Nacido en 1937, en el seno de una familia humilde, en plena Guerra Civil, su entorno y la aciaga época en que creció fomentaron en Félix Grande su dosis de fatalismo, su exacerbado sentimiento de indefensión y, en definitiva, su visión fatídica del destino humano. Se diría que él es uno de esos «artistas amamantados en la pesadumbre», a los que se refiere en «El abogado del poema» de Puedo escribir los versos más tristes esta noche (1971). Sin embargo, Félix Grande, como todo poeta verdadero, nos recuerda que sólo quien asume a fondo su dolor sabe agradecer sin paliativos esos momentos de plenitud que nos regala la vida y que, en su obra, alcanzan su máximo sentido en la pasión amorosa. Por esto, su ancestral desconcierto —el mismo que hereda del hombre de las cavernas— no le priva del puro asombro de existir, que también sentirían nuestros remotos antepasados. Asombro y compasión por sus congéneres, lección que sin duda aprendió de sus maestros Antonio Machado y César Vallejo.

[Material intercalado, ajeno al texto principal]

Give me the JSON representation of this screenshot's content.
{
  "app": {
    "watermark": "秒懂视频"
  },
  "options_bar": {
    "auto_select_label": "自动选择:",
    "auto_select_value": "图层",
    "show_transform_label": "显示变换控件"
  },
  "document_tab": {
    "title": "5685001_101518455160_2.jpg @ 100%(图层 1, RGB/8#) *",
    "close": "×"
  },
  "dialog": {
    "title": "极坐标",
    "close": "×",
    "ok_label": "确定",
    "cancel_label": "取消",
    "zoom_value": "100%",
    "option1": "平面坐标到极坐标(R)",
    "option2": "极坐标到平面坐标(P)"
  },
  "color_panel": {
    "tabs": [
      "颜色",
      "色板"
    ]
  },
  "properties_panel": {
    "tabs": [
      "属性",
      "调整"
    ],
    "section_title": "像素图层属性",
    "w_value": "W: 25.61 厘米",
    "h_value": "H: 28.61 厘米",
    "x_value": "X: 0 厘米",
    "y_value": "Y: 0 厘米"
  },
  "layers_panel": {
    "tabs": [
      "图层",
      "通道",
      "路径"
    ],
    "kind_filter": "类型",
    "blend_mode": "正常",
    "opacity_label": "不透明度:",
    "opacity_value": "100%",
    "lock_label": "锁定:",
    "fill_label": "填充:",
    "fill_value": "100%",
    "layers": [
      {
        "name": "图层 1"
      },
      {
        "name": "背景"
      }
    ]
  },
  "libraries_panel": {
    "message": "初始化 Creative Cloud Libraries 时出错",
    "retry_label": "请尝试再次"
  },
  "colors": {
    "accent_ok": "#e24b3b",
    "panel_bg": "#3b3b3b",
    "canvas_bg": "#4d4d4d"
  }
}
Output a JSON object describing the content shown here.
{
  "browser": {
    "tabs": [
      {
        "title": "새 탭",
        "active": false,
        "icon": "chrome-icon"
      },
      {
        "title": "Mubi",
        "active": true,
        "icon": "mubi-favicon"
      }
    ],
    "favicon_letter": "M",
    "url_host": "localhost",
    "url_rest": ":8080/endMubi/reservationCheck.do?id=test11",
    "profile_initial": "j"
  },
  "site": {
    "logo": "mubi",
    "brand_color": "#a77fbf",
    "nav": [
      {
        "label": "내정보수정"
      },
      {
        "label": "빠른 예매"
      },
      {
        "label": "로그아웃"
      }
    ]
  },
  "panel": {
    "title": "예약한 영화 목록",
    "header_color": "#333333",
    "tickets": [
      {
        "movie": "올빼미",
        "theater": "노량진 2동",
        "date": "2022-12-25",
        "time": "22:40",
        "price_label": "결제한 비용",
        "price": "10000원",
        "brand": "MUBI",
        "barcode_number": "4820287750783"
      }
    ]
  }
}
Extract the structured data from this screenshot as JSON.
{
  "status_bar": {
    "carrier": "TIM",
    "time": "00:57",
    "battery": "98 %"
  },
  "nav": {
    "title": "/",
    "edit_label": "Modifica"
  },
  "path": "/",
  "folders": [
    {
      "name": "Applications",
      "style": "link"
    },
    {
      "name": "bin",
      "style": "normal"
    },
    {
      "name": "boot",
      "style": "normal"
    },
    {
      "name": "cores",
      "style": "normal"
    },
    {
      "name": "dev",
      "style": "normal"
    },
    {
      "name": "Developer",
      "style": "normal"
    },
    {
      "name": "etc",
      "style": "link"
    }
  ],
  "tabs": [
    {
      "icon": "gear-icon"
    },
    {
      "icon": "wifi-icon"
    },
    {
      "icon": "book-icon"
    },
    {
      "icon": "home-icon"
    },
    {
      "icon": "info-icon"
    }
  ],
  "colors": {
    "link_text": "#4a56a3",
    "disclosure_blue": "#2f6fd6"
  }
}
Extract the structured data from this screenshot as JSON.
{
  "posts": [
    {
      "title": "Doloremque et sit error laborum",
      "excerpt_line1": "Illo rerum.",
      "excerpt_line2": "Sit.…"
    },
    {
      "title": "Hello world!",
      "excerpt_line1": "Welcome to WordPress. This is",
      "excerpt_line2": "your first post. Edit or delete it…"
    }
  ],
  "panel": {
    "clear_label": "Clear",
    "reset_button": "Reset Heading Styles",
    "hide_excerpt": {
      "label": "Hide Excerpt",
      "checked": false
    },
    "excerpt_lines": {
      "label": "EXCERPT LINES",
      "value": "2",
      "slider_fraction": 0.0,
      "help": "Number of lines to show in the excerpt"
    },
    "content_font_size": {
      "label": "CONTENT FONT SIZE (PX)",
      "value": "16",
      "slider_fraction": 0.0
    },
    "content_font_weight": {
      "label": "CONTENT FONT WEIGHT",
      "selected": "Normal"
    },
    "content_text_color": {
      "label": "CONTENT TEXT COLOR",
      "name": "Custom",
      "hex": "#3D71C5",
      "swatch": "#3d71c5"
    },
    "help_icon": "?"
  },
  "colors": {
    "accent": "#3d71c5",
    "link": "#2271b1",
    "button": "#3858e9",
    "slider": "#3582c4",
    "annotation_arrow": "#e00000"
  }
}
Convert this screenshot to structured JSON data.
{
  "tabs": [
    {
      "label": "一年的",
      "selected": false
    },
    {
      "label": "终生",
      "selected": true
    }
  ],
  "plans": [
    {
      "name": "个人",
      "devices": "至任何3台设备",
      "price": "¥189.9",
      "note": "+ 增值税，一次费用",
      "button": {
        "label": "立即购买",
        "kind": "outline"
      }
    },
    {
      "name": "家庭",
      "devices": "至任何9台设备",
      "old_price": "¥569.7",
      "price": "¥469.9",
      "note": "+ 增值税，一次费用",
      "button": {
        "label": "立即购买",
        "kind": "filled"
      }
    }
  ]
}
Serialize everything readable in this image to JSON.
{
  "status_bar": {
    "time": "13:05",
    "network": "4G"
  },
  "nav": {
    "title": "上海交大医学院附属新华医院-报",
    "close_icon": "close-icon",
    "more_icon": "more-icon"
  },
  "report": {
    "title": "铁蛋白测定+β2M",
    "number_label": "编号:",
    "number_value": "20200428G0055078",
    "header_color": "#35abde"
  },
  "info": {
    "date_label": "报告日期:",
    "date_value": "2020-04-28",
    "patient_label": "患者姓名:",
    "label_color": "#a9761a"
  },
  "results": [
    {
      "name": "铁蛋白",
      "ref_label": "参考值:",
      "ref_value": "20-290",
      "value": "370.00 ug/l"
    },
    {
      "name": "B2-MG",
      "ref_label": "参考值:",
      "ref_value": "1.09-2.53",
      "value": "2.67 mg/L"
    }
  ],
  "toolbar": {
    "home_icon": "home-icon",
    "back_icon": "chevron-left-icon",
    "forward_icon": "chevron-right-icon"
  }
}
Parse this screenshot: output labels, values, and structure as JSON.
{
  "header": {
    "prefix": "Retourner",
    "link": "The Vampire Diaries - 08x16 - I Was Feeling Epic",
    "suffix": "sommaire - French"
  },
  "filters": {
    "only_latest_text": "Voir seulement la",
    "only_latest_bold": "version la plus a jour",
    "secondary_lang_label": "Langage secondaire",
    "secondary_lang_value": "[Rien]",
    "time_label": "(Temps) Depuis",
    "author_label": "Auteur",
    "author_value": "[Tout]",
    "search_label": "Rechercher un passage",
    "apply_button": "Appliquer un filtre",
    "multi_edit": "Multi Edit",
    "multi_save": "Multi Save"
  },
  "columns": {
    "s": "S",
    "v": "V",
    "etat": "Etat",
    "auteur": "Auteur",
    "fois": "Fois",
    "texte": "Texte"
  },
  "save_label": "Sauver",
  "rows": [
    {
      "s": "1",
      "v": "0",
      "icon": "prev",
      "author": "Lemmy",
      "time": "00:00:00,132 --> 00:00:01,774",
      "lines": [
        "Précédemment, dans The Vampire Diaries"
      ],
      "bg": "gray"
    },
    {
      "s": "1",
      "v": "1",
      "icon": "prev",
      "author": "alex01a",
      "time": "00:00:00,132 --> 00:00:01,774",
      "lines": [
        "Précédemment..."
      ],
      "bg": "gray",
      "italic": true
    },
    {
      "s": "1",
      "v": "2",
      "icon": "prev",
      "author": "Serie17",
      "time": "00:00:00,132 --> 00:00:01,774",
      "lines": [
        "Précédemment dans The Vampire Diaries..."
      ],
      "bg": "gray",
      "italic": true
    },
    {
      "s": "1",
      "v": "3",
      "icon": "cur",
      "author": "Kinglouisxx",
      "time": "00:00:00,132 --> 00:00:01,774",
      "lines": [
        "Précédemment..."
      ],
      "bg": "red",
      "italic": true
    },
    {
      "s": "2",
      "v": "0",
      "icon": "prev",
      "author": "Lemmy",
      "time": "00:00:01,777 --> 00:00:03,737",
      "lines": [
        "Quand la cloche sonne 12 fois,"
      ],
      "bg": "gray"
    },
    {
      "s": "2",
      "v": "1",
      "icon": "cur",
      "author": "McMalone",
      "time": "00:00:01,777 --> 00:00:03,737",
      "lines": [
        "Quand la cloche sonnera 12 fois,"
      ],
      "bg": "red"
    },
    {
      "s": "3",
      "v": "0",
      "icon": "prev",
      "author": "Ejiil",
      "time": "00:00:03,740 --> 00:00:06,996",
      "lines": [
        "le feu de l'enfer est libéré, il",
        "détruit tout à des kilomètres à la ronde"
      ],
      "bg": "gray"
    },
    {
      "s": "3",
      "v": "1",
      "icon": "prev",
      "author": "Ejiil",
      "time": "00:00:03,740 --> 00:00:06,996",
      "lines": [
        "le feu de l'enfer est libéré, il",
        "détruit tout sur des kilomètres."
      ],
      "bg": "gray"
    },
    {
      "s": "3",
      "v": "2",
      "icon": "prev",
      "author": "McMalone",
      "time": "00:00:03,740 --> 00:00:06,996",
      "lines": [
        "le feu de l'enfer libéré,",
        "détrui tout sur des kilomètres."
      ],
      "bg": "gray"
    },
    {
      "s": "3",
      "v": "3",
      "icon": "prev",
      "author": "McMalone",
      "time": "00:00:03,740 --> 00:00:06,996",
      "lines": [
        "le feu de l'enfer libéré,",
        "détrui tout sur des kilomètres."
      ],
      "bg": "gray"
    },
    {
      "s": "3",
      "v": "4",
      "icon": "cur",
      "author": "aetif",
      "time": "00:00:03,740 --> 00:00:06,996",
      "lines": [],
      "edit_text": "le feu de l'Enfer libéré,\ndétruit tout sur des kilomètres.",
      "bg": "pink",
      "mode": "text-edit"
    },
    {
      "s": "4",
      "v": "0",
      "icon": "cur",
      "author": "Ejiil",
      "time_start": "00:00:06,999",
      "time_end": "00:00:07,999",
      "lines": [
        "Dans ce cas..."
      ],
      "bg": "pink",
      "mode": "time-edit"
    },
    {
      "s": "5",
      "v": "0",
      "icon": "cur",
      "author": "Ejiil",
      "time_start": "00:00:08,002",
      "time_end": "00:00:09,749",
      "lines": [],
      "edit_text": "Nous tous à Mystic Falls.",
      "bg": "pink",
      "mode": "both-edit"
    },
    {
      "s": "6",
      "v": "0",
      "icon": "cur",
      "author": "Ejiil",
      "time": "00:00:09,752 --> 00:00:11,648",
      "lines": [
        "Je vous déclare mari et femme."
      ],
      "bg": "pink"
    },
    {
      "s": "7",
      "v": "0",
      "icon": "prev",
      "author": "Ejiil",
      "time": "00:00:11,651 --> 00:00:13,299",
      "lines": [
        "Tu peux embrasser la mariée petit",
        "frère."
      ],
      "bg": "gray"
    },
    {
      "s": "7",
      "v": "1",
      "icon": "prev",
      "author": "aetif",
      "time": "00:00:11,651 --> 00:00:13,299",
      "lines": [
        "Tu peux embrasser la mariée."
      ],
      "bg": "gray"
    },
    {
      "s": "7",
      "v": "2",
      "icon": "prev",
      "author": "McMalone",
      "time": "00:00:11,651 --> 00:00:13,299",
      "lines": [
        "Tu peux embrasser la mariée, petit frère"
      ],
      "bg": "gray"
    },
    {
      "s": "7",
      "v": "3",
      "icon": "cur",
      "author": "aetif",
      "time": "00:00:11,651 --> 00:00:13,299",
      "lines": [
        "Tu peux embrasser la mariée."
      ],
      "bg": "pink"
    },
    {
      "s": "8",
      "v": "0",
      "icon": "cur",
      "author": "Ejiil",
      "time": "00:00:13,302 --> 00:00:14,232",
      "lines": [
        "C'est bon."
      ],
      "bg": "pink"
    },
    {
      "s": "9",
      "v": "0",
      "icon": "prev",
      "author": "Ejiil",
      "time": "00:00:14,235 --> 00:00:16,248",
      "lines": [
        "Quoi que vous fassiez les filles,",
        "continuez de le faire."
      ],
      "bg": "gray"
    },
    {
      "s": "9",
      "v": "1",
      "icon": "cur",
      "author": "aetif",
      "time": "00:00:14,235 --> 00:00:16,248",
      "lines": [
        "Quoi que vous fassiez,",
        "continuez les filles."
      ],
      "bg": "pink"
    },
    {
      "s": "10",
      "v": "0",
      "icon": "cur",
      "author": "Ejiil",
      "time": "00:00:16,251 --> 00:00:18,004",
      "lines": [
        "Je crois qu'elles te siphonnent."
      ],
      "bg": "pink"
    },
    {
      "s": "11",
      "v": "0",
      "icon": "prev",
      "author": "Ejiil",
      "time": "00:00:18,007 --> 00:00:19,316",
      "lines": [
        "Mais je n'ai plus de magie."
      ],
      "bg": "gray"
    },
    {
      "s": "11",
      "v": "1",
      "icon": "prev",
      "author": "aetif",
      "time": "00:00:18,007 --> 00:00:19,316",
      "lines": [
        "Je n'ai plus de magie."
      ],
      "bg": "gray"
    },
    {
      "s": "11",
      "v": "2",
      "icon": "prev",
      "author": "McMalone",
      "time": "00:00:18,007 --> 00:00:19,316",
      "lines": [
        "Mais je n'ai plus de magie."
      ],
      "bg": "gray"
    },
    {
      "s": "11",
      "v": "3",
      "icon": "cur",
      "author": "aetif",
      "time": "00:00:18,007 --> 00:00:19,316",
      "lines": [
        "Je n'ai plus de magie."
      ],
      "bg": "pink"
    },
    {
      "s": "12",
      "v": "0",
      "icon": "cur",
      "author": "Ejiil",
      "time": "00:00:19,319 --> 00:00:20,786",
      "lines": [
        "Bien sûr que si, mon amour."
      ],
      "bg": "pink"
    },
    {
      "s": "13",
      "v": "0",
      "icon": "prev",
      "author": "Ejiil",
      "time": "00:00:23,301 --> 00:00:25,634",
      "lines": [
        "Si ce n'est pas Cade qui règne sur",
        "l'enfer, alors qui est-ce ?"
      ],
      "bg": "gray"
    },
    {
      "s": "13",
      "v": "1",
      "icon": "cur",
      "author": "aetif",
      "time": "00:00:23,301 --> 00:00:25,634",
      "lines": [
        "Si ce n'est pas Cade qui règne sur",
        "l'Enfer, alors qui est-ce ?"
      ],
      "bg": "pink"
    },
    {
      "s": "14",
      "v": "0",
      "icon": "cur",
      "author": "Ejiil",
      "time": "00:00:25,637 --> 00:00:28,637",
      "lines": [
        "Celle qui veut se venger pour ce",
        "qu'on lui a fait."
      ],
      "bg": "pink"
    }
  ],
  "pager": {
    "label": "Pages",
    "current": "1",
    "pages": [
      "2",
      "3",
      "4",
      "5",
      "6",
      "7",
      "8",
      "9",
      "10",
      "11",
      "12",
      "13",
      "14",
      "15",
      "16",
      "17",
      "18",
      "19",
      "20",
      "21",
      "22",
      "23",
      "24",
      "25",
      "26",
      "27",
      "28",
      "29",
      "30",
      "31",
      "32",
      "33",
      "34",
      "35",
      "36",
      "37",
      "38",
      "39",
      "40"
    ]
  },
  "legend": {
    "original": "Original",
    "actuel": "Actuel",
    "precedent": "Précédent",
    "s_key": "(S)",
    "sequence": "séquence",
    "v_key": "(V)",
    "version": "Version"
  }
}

Poesía, pese a todo, del coraje de vivir, narrativa y lírica, en la que el romance y el soneto —formas tradicionales por excelencia de nuestras dos vertientes creadoras, la popular y la culta— se alían con el verso libre y el poema en prosa de largo aliento en este vasto mundo expresivo, en el que casi todos los registros y tonos imaginables caben. No en vano, Félix Grande es, a mi parecer, el poeta español contemporáneo que —contradiciendo abiertamente reductoras teorías lingüísticas de la modernidad— más fervor y confianza muestra por la fuerza significativa del lenguaje, por su belleza y capacidad de consuelo, al punto de «sentir por las palabras un profundo respeto» y considerar a la poesía, junto al amor, «un milagro».
Carmona, enero de 2014.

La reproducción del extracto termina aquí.